Low interest rates have been blamed for the spike in home prices in some housing markets, but there is a chance that this prolonged state may now actually reduce some of the demand on housing markets. Since interest rates are projected to remain low for the near future, perhaps more homebuyers won’t feel as much pressure to get into the market and secure a mortgage before interest rates rise. And if homebuyers don’t feel the urgency to jump on any available home that comes on the market, then maybe homebuyers will be the ones who start a cooling process in those same housing markets that they heated.
We’ll have to wait and see. In the meantime, Poloz reminded the economists that “ultra-low” interest rates are a symptom of the current economic climate, and that the BoC does believe that the climate is improving, albeit slowly.
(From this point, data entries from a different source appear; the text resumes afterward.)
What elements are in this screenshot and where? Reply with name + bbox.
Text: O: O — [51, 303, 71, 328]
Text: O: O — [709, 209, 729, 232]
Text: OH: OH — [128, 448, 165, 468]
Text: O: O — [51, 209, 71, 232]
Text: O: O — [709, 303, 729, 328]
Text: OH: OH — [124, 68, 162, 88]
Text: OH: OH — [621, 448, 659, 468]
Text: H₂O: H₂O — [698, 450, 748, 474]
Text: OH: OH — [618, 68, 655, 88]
“But some of the forces leading to low interest rates will persist for a long time, so we need to prepare for lower for longer,” Poloz said. “Individuals need to plan for retirement with different assumptions about longevity, interest rates and growth. Businesses need to make sure their expectations about investment returns reflect the current and likely future reality and reconfigure their investment plans accordingly. And policy-makers need to make sure they are working to increase the economy’s potential output and reduce uncertainty—whether economic, political or regulatory—that may be holding back investment.”